Cinq semaines au ballon.
La collaboration française avec l’Allemagne nazie entre 1940 et 1944 se situe au niveau étatique (aide économique, financière, policière, militaire et culturelle) et au stade individuel (dénonciation, ententes cordiales ou amoureuses, commandes et sollicitations diverses faites aux Allemands).
En 1942, à Paris, l’inspecteur Léon Sadorski travaille aux Renseignements généraux et se spécialise dans le contrôle et l’arrestation des Juifs. Fortement investi dans un travail peu rémunéré mais complété par des extorsions diverses et autres abus sexuels, Sadorski se voit gravir les marches de la puissance, de la reconnaissance et de la jouissance jusqu’à ce que la Gestapo vienne le cueillir pour l’emmener à Berlin, jusqu’à son siège, au 8 Prinz-Albrecht-Straße afin de le cuisiner sur ses prétendues activités de surveillance. Cinq semaines durant, l’inspecteur français va subir la prison et la peur d’être éliminé sans autre forme de procès. Pourtant, les Allemands décèlent vite en Sadorski un collaborateur zélé, efficace et sans scrupule qu’ils vont pouvoir utiliser à bon escient.

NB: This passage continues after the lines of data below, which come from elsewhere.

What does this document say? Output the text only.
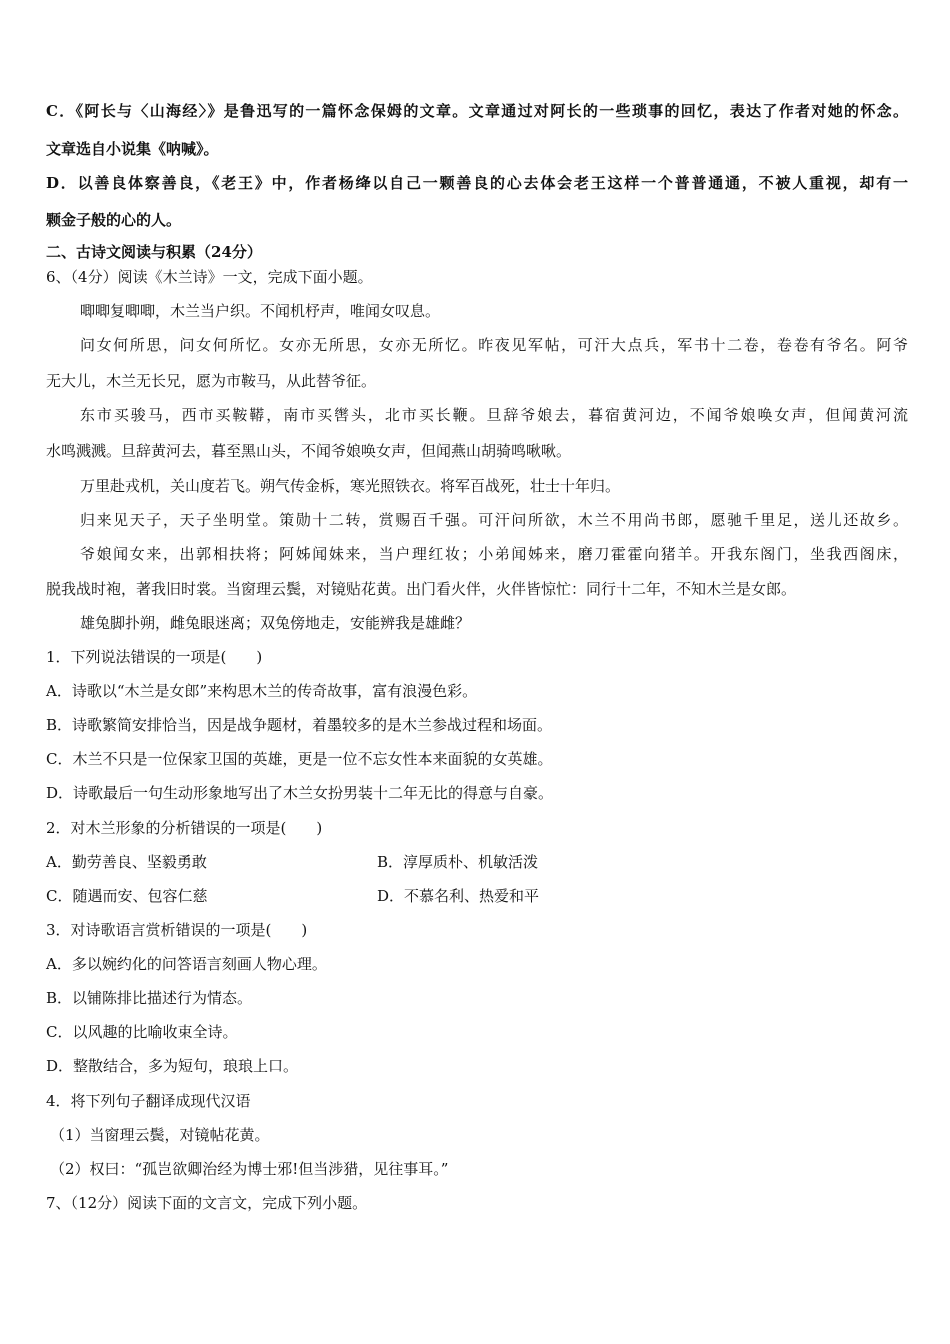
C．《阿长与〈山海经〉》是鲁迅写的一篇怀念保姆的文章。文章通过对阿长的一些琐事的回忆，表达了作者对她的怀念。
文章选自小说集《呐喊》。
D．以善良体察善良，《老王》中，作者杨绛以自己一颗善良的心去体会老王这样一个普普通通，不被人重视，却有一
颗金子般的心的人。
二、古诗文阅读与积累（24分）
6、（4分）阅读《木兰诗》一文，完成下面小题。
唧唧复唧唧，木兰当户织。不闻机杼声，唯闻女叹息。
问女何所思，问女何所忆。女亦无所思，女亦无所忆。昨夜见军帖，可汗大点兵，军书十二卷，卷卷有爷名。阿爷
无大儿，木兰无长兄，愿为市鞍马，从此替爷征。
东市买骏马，西市买鞍鞯，南市买辔头，北市买长鞭。旦辞爷娘去，暮宿黄河边，不闻爷娘唤女声，但闻黄河流
水鸣溅溅。旦辞黄河去，暮至黑山头，不闻爷娘唤女声，但闻燕山胡骑鸣啾啾。
万里赴戎机，关山度若飞。朔气传金柝，寒光照铁衣。将军百战死，壮士十年归。
归来见天子，天子坐明堂。策勋十二转，赏赐百千强。可汗问所欲，木兰不用尚书郎，愿驰千里足，送儿还故乡。
爷娘闻女来，出郭相扶将；阿姊闻妹来，当户理红妆；小弟闻姊来，磨刀霍霍向猪羊。开我东阁门，坐我西阁床，
脱我战时袍，著我旧时裳。当窗理云鬓，对镜贴花黄。出门看火伴，火伴皆惊忙：同行十二年，不知木兰是女郎。
雄兔脚扑朔，雌兔眼迷离；双兔傍地走，安能辨我是雄雌？
1．下列说法错误的一项是(　　)
A．诗歌以“木兰是女郎”来构思木兰的传奇故事，富有浪漫色彩。
B．诗歌繁简安排恰当，因是战争题材，着墨较多的是木兰参战过程和场面。
C．木兰不只是一位保家卫国的英雄，更是一位不忘女性本来面貌的女英雄。
D．诗歌最后一句生动形象地写出了木兰女扮男装十二年无比的得意与自豪。
2．对木兰形象的分析错误的一项是(　　)
A．勤劳善良、坚毅勇敢	B．淳厚质朴、机敏活泼
C．随遇而安、包容仁慈	D．不慕名利、热爱和平
3．对诗歌语言赏析错误的一项是(　　)
A．多以婉约化的问答语言刻画人物心理。
B．以铺陈排比描述行为情态。
C．以风趣的比喻收束全诗。
D．整散结合，多为短句，琅琅上口。
4．将下列句子翻译成现代汉语
（1）当窗理云鬓，对镜帖花黄。
（2）权曰：“孤岂欲卿治经为博士邪!但当涉猎，见往事耳。”
7、（12分）阅读下面的文言文，完成下列小题。
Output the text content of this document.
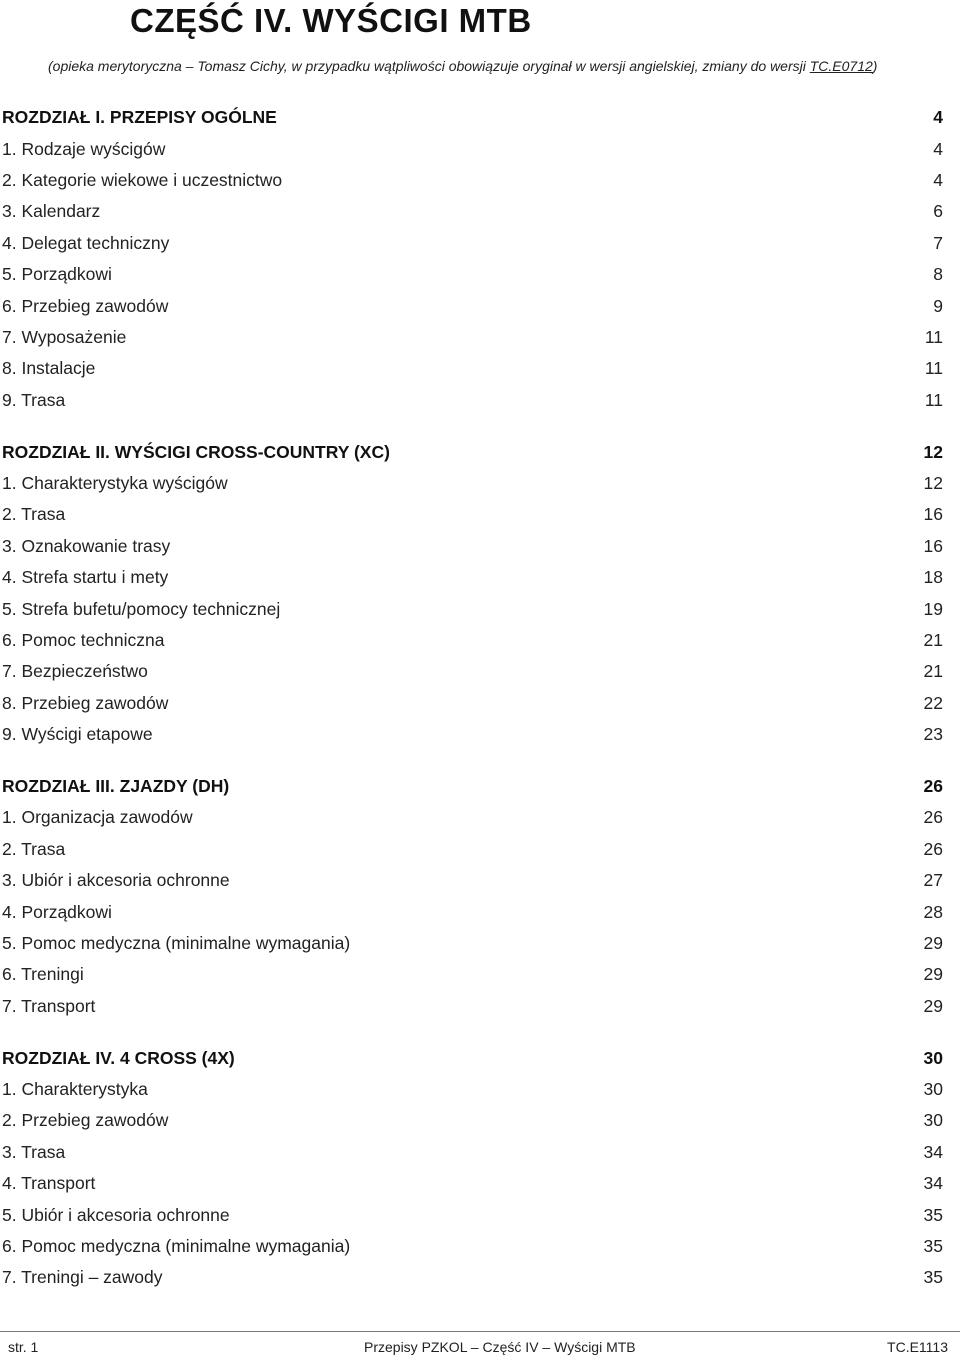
CZĘŚĆ IV. WYŚCIGI MTB

(opieka merytoryczna – Tomasz Cichy, w przypadku wątpliwości obowiązuje oryginał w wersji angielskiej, zmiany do wersji TC.E0712)

ROZDZIAŁ I. PRZEPISY OGÓLNE	4
1. Rodzaje wyścigów	4
2. Kategorie wiekowe i uczestnictwo	4
3. Kalendarz	6
4. Delegat techniczny	7
5. Porządkowi	8
6. Przebieg zawodów	9
7. Wyposażenie	11
8. Instalacje	11
9. Trasa	11
ROZDZIAŁ II. WYŚCIGI CROSS-COUNTRY (XC)	12
1. Charakterystyka wyścigów	12
2. Trasa	16
3. Oznakowanie trasy	16
4. Strefa startu i mety	18
5. Strefa bufetu/pomocy technicznej	19
6. Pomoc techniczna	21
7. Bezpieczeństwo	21
8. Przebieg zawodów	22
9. Wyścigi etapowe	23
ROZDZIAŁ III. ZJAZDY (DH)	26
1. Organizacja zawodów	26
2. Trasa	26
3. Ubiór i akcesoria ochronne	27
4. Porządkowi	28
5. Pomoc medyczna (minimalne wymagania)	29
6. Treningi	29
7. Transport	29
ROZDZIAŁ IV. 4 CROSS (4X)	30
1. Charakterystyka	30
2. Przebieg zawodów	30
3. Trasa	34
4. Transport	34
5. Ubiór i akcesoria ochronne	35
6. Pomoc medyczna (minimalne wymagania)	35
7. Treningi – zawody	35
str. 1	Przepisy PZKOL – Część IV – Wyścigi MTB	TC.E1113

Du passé glauque de la Collaboration en France, les manuels d’histoire éludent et amoindrissent la portée d’un vaste consentement intéressé nourri de veulerie et de lâchetés, entretenant un système délétère et létal. En apportant de la consistance à cette inquiétante période, Romain Slocombe remue le couteau dans le bide de la bien-pensance et amène sur un plateau aux esprits d’aujourd’hui toute une brochette de gens quelconques que les circonstances favorisent ou détruisent, le mal n’étant pas l’apanage des élites, sa force terrifiante percolant aussi les consciences ordinaires. Léon Sadorski, double fictionnel quasi homonyme du sinistre brigadier-chef aux Renseignements Généraux Louis Sadosky (1899-1967), fait revivre un salaud que le système cautionne, petit fonctionnaire, arriviste et banal, quêtant l’assentiment des chefs, écrasant les assujettis. L’excellent roman historique met à jour toute une mafia opportuniste et les réseaux du pouvoir de l’époque facilement transposables de nos jours.